The key feature of the stance phase controller is that we will transform the raw state and action spaces from joint positions, velocities, and torques to more salient, and reduced dimensional spaces. The transformed state vector will consist of: leg positions with respect to the center of the feet support polygon; body center of mass location and velocity with respect to the center of the feet support polygon; body pitch and roll; and pitch and roll velocities. The action vector will consist of the net vertical force from the legs, the net torques about the yaw, pitch, and roll axes, and the commanded center of pressure x and y location with respect to the center of mass. The yaw variables will be eliminated through a rotational transformation as the heading of the robot is irrelevant to the task of stance control. This leaves a state vector with 16 dimensions (18 when four legs are on the ground) and an action vector with 6 dimensions.

Since this is a large space, we will further divide the stance controller into subtasks of controlling body height, body orientation, and body x-y position. The height controller will use only body height as its state vector, vertical force as its action vector, and squared error between height and desired height as its penalty function to be minimized. The orientation controller will use support polygon pitch and body yaw, pitch, and roll and their derivatives as the state vector, net body torques as the action vector, and sum of the squared error between the desired orientation and the actual orientation as the penalty function to be minimized. The body x-y controller will have as the state vector the leg (x,y) positions and the body center of mass (x,y) location and velocity with respect to the center of the support polygon. It will use the center of pressure location with respect to the center of mass as the action vector. The penalty function will consist of the squared error between the desired and actual center of mass location, as well as a penalty for a low stability margin. The stability margin will be computed as the amount of sideways force that needs to be applied to the center of mass before it tips.

Each of the stance controller subtasks will be learned using a standard temporal difference Reinforcement Learning algorithm, such as Q-Learning with value function approximation. Learning will occur first on a simulation of the robot, initialized with randomly selected foot locations, body position, and body orientation. In simulation, we will run on the order of 1 million episodes until the algorithm reliably performs stance control. The resultant learned value function will then be transferred to the real robot where learning will continue. We will present the robot with a large number of training examples consisting of varying leg positions and desired body position. The leg positions will be set simply by setting the robot on different parts of the Terrain Board and the desired body positions will be randomly generated.

The described stance phase controller should be successful due to our state representation and a sensible division of subtasks. It will be tractable since the highest state dimension is 10 for the x-y position subtask.

Swing Leg Controller

The swing leg controller will have as its input the desired footstep location of the swing leg and a bounding sphere of keep-out regions for the leg, representing the ground protrusions that need to be avoided. The state vector will be the Cartesian position and velocity of the foot with respect to its hip location. The action vector will be the Cartesian forces on the foot. We will use a standard Reinforcement Learning algorithm with the penalty function to minimize consisting of the squared error between the desired foot location and the actual foot location, and the sum of the squared Cartesian forces on the foot endpoint.

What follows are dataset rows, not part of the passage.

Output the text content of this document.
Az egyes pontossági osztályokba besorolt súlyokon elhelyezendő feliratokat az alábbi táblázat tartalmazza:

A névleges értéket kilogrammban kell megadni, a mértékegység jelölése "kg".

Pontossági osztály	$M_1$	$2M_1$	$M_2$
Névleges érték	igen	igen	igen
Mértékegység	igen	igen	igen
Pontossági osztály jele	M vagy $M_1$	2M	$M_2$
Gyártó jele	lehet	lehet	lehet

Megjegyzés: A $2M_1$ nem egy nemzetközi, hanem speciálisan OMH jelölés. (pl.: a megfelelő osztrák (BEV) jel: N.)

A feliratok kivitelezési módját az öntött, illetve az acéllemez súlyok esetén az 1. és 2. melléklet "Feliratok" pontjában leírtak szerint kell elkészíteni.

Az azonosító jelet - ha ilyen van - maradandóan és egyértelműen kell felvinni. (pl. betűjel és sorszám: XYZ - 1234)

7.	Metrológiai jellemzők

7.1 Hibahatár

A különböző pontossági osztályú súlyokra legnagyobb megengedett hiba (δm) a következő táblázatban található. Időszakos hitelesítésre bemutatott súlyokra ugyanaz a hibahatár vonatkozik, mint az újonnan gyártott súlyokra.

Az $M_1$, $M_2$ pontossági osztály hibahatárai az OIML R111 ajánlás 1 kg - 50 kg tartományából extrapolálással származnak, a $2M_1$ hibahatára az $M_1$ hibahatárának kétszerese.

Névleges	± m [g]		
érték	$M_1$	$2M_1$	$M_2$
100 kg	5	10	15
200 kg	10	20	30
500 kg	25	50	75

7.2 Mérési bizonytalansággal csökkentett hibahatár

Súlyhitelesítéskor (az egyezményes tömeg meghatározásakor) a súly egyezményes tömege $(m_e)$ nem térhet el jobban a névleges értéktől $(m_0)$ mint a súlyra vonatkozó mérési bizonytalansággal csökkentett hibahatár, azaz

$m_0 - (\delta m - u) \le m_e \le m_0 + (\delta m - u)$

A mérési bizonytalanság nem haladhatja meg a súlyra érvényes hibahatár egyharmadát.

As with the stance controller, we will first perform a significant amount of training in simulation and then transfer the learned behavior to the real robot for further training. After this learning, the swing leg controller will be able to quickly swing the leg to the desired location while avoiding the keep-out region. Further learning will lead to reduced swing time and hence quicker walking speed.

Footstep Sequence Planner

To determine the input to the stance and swing controllers on rough terrain, we will perform footstep sequence planning on a grid at the resolution of the terrain datafile. We will use a footstep evaluation function,, which evaluates the quality of taking a footstep s, based on the stability margin during the footstep, and the time taken for the step. This function will have two terms, where is a closed-form idealized value based on the static stability margin and distance traveled during the step. is a learned correction term based on the actual measured values of the steps that are encountered while walking. We use this correction term as it is difficult to model the true values without experiencing them.

We define the space S of all possible footsteps in terms of four initial foot locations and the step taken by one of the feet: , .

The foot locations are ordered so that is the foot that is moved to . The space S is defined relative to one foot, so only three of the initial foot locations need to be specified. In addition is invariant with respect to yaw rotations, so we can reduce one more dimension, resulting in an 11-dimensional space. During planning, and are fixed. Real-time re-planning can occur asis learned.

We will search the space of footsteps quickly using a dynamic programming algorithm that focuses on potential paths in a “swath” around a preliminary path given by the High Level Path Generator described below. We use dynamic programming because the optimal sequence of footsteps can be broken into smaller optimal subsequences, allowing search through an exponentially large number of sequences in polynomial time. We define the quality of a sequence of footsteps as the sum of the quality of two optimal subsequences:

We expect the rough terrain to constrain the number of candidate footsteps. To further reduce computational requirements, we will bias our search along an initial path provided by the High Level Path Generator described below. We will limit the space of footsteps to those within a certain distance (approximately 4 body widths) from this path. The resultant space of potential paths inside this “swath” will be tractable to search using dynamic programming.

High Level Path Generator

In order to drastically reduce computational requirements of the Footstep Sequencing Algorithm, we will determine a promising path with a high level path generator. This generator begins with the fine-resolution grid of terrain heights. From these data, we will perform the following steps:

Produce a cell grid from the datafile, where each cell has a center position, height and a unit normal vector (
).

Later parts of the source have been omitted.